Negli ultimi decenni sono avvenuti poi numerosi casi di sabotaggio, anche a centrali nucleari, di cui raramente si è parlato, che si sono moltiplicati con i processi di digitalizzazione. Bloccare centrali elettriche, infrastrutture di trasporto, raffinerie etc. è divenuto sempre più facile anche se di ciò vi è scarsa consapevolezza nelle autorità nazionali e comunitarie. Secondo: la Russia continua a giocare come il gatto col topo, illudendoci che le cose possano normalizzarsi per poi lanciare una nuova zampata. Questo rende il sistema del gas in Europa ancora molto fragile anche se lo strappo dei prezzi del 27 settembre (la piattaforma italiana Psv ha registrato un +5,7 per cento a 148 euro/MWh) non è direttamente riconducibile al sabotaggio ai due gasdotti ma alle minacce di riduzione dei flussi di gas russo attraverso l’Ucraina.
Terzo: liberarci del gas russo è divenuta esigenza sempre più urgente, anche perché la riattivazione dei due gasdotti sabotati, allo stato delle informazioni, richiederà tempi lunghi. L’Europa sta perdendo la guerra energetica con la Russia su un duplice versante: quello dei prezzi che hanno osservato un’esplosione tale da neutralizzare le sanzioni occidentali e soprattutto su quello della deindustrializzazione, con la chiusura di molte imprese e la destrutturazione di intere supply chain. La Gran Bretagna ha sostenuto che nel settore manifatturiero sei su dieci imprese potrebbero chiudere entro breve tempo. La guerra energetica si potrà vincere solo strappando la dipendenza che ci obbliga ancora a Mosca. Averla più che dimezzata nel corso dell’anno – dal 40 per cento al 9 per cento – ci indica che liberarci dal russo è possibile, anche se l’ultimo miglio è ancor più difficile e costoso, per l’esiguità del contributo addizionale da parte di altri potenziali fornitori e la necessità di effettuare nuovi investimenti, che richiedono tempo per divenire operativi.
Da questo punto di vista è un’ottima notizia la realizzazione del nuovo gasdotto Baltic Pipe, inaugurato il 27 settembre, che scavalcando i due gasdotti Nord Stream collega Norvegia, Danimarca, Polonia e da qui Slovacchia e Repubblica Ceca. Il presidente polacco Andrzej Duda ha dichiarato che: “la realizzazione di questo gasdotto realizza il nostro sogno da molti decenni di divenire indipendenti dalle forniture di gas russe”. Qualsiasi altra opera che ci svincoli dalla Russia, a iniziare dalla connessione Spagna-Francia che dispone di un quarto della capacità europea di rigassificazione, e consentirebbe di aumentare di molto l’accesso europeo al mercato globale dell’Lng riducendo parallelamente la dipendenza da Mosca.
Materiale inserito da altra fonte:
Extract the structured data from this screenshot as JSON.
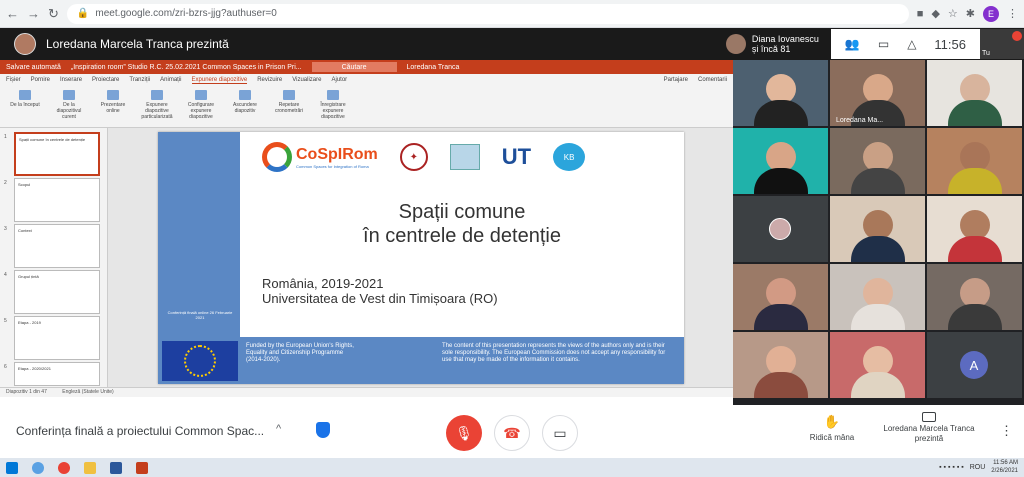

Questa connessione è stata sinora respinta perché antieconomica, ma la situazione attuale offrirebbe benefici ampiamente superiori ai costi. Similmente dovrebbe essere rafforzata la connessione tra Francia e Germania oggi impedita da una diversa regolazione della odorizzazione del gas nei due paesi. Tutti i paesi europei dovrebbero agire con urgenza per accrescere la flessibilità dell’offerta non tanto a livello nazionale quanto sull’intero contesto europeo.
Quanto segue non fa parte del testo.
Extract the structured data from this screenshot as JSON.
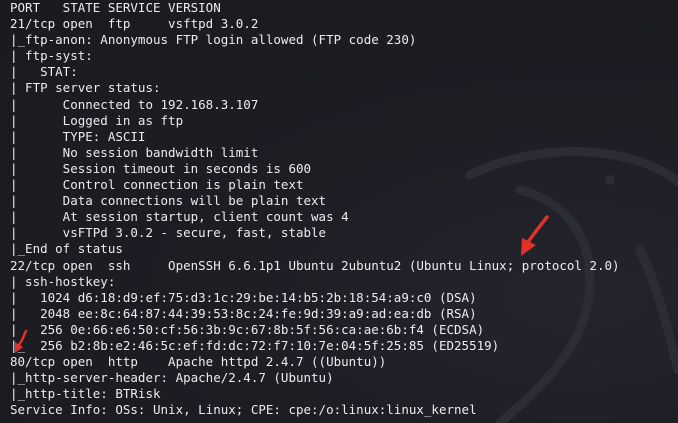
{
  "terminal": {
    "lines": [
      "PORT   STATE SERVICE VERSION",
      "21/tcp open  ftp     vsftpd 3.0.2",
      "|_ftp-anon: Anonymous FTP login allowed (FTP code 230)",
      "| ftp-syst:",
      "|   STAT:",
      "| FTP server status:",
      "|      Connected to 192.168.3.107",
      "|      Logged in as ftp",
      "|      TYPE: ASCII",
      "|      No session bandwidth limit",
      "|      Session timeout in seconds is 600",
      "|      Control connection is plain text",
      "|      Data connections will be plain text",
      "|      At session startup, client count was 4",
      "|      vsFTPd 3.0.2 - secure, fast, stable",
      "|_End of status",
      "22/tcp open  ssh     OpenSSH 6.6.1p1 Ubuntu 2ubuntu2 (Ubuntu Linux; protocol 2.0)",
      "| ssh-hostkey:",
      "|   1024 d6:18:d9:ef:75:d3:1c:29:be:14:b5:2b:18:54:a9:c0 (DSA)",
      "|   2048 ee:8c:64:87:44:39:53:8c:24:fe:9d:39:a9:ad:ea:db (RSA)",
      "|   256 0e:66:e6:50:cf:56:3b:9c:67:8b:5f:56:ca:ae:6b:f4 (ECDSA)",
      "|_  256 b2:8b:e2:46:5c:ef:fd:dc:72:f7:10:7e:04:5f:25:85 (ED25519)",
      "80/tcp open  http    Apache httpd 2.4.7 ((Ubuntu))",
      "|_http-server-header: Apache/2.4.7 (Ubuntu)",
      "|_http-title: BTRisk",
      "Service Info: OSs: Unix, Linux; CPE: cpe:/o:linux:linux_kernel"
    ]
  },
  "colors": {
    "background": "#1b1b22",
    "text": "#ececec",
    "annotation_arrow": "#e0312b"
  }
}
Quel che richiederebbe una volontà di condivisione delle politiche e uno spirito di solidarietà sinora del tutto assente. Non cogliere l’insieme di queste opportunità non può che prolungare la sudditanza con Mosca. A provvedervi, coordinando l’azione dei singoli paesi, dovrebbe essere soprattutto la Commissione europea tutta concentrata invece sulla telenovela del price cap il cui esame da parte dei paesi membri continua ad essere dilazionato alla ricerca di un sempre più improbabile consenso.